Normalde bir imar planı yapım sürecinde kurum görüşleri almak zorunludur. Mesela gidip Tarım İl Müdürlüğünden oranın tarım arazisi olup olmadığı hakkında bir görüş alıyorsunuz. Tarım İl Müdürlüğü derse ki ‘burası birinci dereceden tarım arazisidir’ plan yapamıyordunuz. Aynı şekilde Orman İl Müdürlüğü’nden mera veya orman vasfına dair yapılaşmaya engel bir husus olmadığına ilişkin bir kurum görüşü almanız gerekiyordu. Plan bunlardan sonra yapılıyordu. Şimdi bütün bu planlama sürecini devre dışı bıraktıkları ve kendilerini de garantiye almak istedikleri için mera ve ormanlara dair ekstra bir hüküm eklemişler kararnameye. Afet bölgesindeki çoğu yurttaşımız hayvancılık ve tarım faaliyetlerinden besleniyor. Zaten yurttaşların çoğu yıkımdan ötürü şehir dışına göç etti.
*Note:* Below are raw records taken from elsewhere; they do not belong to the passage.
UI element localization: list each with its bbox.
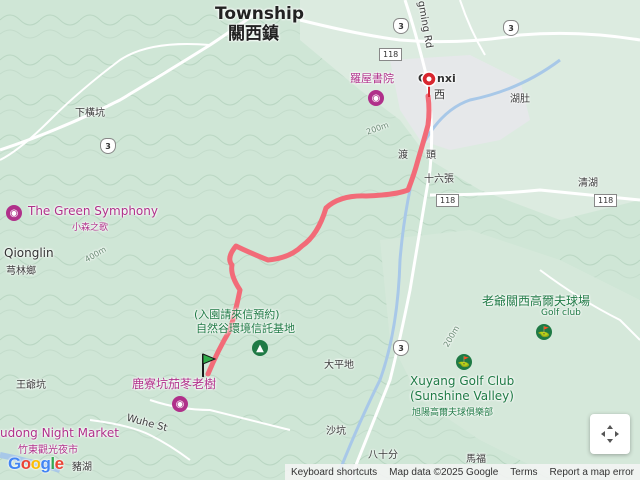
place-qionglin: Qionglin bbox=[4, 246, 54, 260]
road-shield-3: 3 bbox=[503, 20, 519, 36]
road-shield-3: 3 bbox=[393, 18, 409, 34]
place-qionglin-zh: 芎林鄉 bbox=[6, 266, 36, 277]
poi-reserve[interactable]: 自然谷環境信託基地 bbox=[196, 320, 295, 336]
golf-icon[interactable]: ⛳ bbox=[456, 354, 472, 370]
place-hushi: 湖肚 bbox=[510, 94, 530, 105]
place-bashifen: 八十分 bbox=[368, 450, 398, 461]
camera-icon[interactable]: ◉ bbox=[6, 205, 22, 221]
red-pin-icon[interactable] bbox=[420, 70, 438, 98]
poi-night-market[interactable]: udong Night Market bbox=[0, 426, 119, 440]
tree-icon[interactable]: ▲ bbox=[252, 340, 268, 356]
place-shakeng: 沙坑 bbox=[326, 426, 346, 437]
road-shield-3: 3 bbox=[100, 138, 116, 154]
place-dujiaotou-2: 頭 bbox=[426, 150, 436, 161]
report-error-link[interactable]: Report a map error bbox=[550, 467, 634, 478]
poi-green-symphony[interactable]: The Green Symphony bbox=[28, 204, 158, 218]
poi-xuyang-golf-zh: 旭陽高爾夫球俱樂部 bbox=[412, 408, 494, 418]
road-shield-118: 118 bbox=[379, 48, 403, 61]
keyboard-shortcuts-link[interactable]: Keyboard shortcuts bbox=[291, 467, 377, 478]
place-zhuhu: 豬湖 bbox=[72, 462, 92, 473]
place-wangchuankeng: 王爺坑 bbox=[16, 380, 46, 391]
poi-green-symphony-zh: 小森之歌 bbox=[72, 223, 109, 233]
google-logo: Google bbox=[8, 454, 64, 473]
camera-icon[interactable]: ◉ bbox=[172, 396, 188, 412]
place-qinghu: 清湖 bbox=[578, 178, 598, 189]
place-mafu: 馬福 bbox=[466, 454, 486, 465]
road-shield-118: 118 bbox=[436, 194, 460, 207]
road-shield-3: 3 bbox=[393, 340, 409, 356]
terms-link[interactable]: Terms bbox=[510, 467, 537, 478]
map-data-text: Map data ©2025 Google bbox=[389, 466, 499, 478]
place-xiaheng-keng: 下橫坑 bbox=[75, 108, 105, 119]
poi-golf-zh[interactable]: 老爺關西高爾夫球場 bbox=[482, 292, 590, 309]
place-dujiaotou-1: 渡 bbox=[398, 150, 408, 161]
township-zh-label: 關西鎮 bbox=[228, 24, 279, 44]
golf-icon[interactable]: ⛳ bbox=[536, 324, 552, 340]
place-shiliu-zhang: 十六張 bbox=[424, 174, 454, 185]
map-canvas[interactable] bbox=[0, 0, 640, 480]
recenter-icon bbox=[601, 425, 619, 443]
poi-xuyang-golf[interactable]: Xuyang Golf Club bbox=[410, 374, 514, 388]
place-taipingdi: 大平地 bbox=[324, 360, 354, 371]
map-footer: Keyboard shortcuts Map data ©2025 Google… bbox=[285, 464, 640, 480]
poi-luowu[interactable]: 羅屋書院 bbox=[350, 70, 394, 86]
poi-golf-en: Golf club bbox=[541, 308, 581, 318]
recenter-button[interactable] bbox=[590, 414, 630, 454]
poi-sunshine-valley: (Sunshine Valley) bbox=[410, 389, 514, 403]
township-label: Township bbox=[215, 4, 305, 24]
camera-icon[interactable]: ◉ bbox=[368, 90, 384, 106]
road-shield-118: 118 bbox=[594, 194, 618, 207]
poi-lujiaokeng-tree[interactable]: 鹿寮坑茄苳老樹 bbox=[132, 375, 216, 392]
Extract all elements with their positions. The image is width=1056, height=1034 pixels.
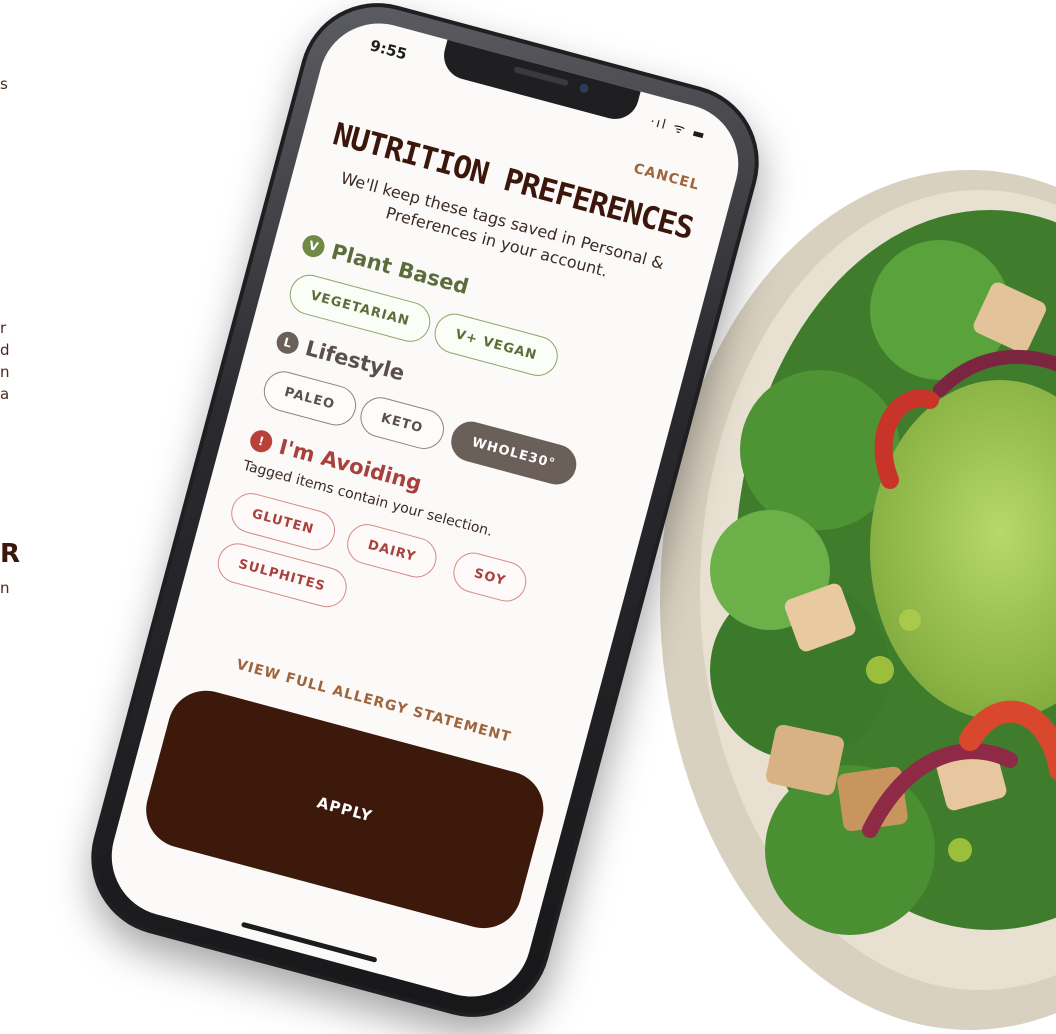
- chip-vegan[interactable]: V+ VEGAN: [430, 309, 563, 381]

Zaten hiçbirinin insan onuruna yaraşır ne bir güvencesi ne de yaşam koşulu kaldı. Bu kararname, göç edenlerin memleketlerine geri dönüşünü de tamamen devre dışı bırakacak. Örneğin Adıyaman’daki bir yurttaşımız depremden dolayı Antalya’ya veya Ankara’ya geldi diyelim ama geri dönebilmesi için kendi ekonomik durumunu öngörebilmeli. Bu vatandaşlar zaten tarım ve hayvancılık işleriyle iştigal ediyorlar. Siz hiçbir bilimsel veriye dayanmaksızın bu insanların ekmek kapıları olan tarla ve meralarını yapılaşmaya açıyorsunuz. Dolaysıyla bu insanların geri dönüşünü de zorlaştırıyorsunuz. Bir nevi zorla göç ettirmiş oluyorsunuz. Bölgedeki yapının insansızlaştırılmasına, demografik yapının değişmesine varabilecek bir sorundan bahsediyoruz. Bu da on yıllarca süre başımıza bela olacak bir sorun.

Bunların bilinçli olduğunu söyleyebiliriz değil mi? Çünkü bunu öngörmemek pek mümkün değil.

Sonuç olarak baktığımız da öyle ama ben bunların zaten herhangi bir karar alırken bu hususları önemsediğini de düşünmüyorum. Bunlar kervanı yolda düzüyorlar ve sonunda da yaptıkları her iş bu noktaya geliyor. ‘Deprem oldu, biz bilinçli bir şekilde burayı insansızlaştıralım’ demiyorlar bu bana göre. Bu sorunları muhteşem bir üst akılın kontrolünde yaptıklarını düşünmüyorum.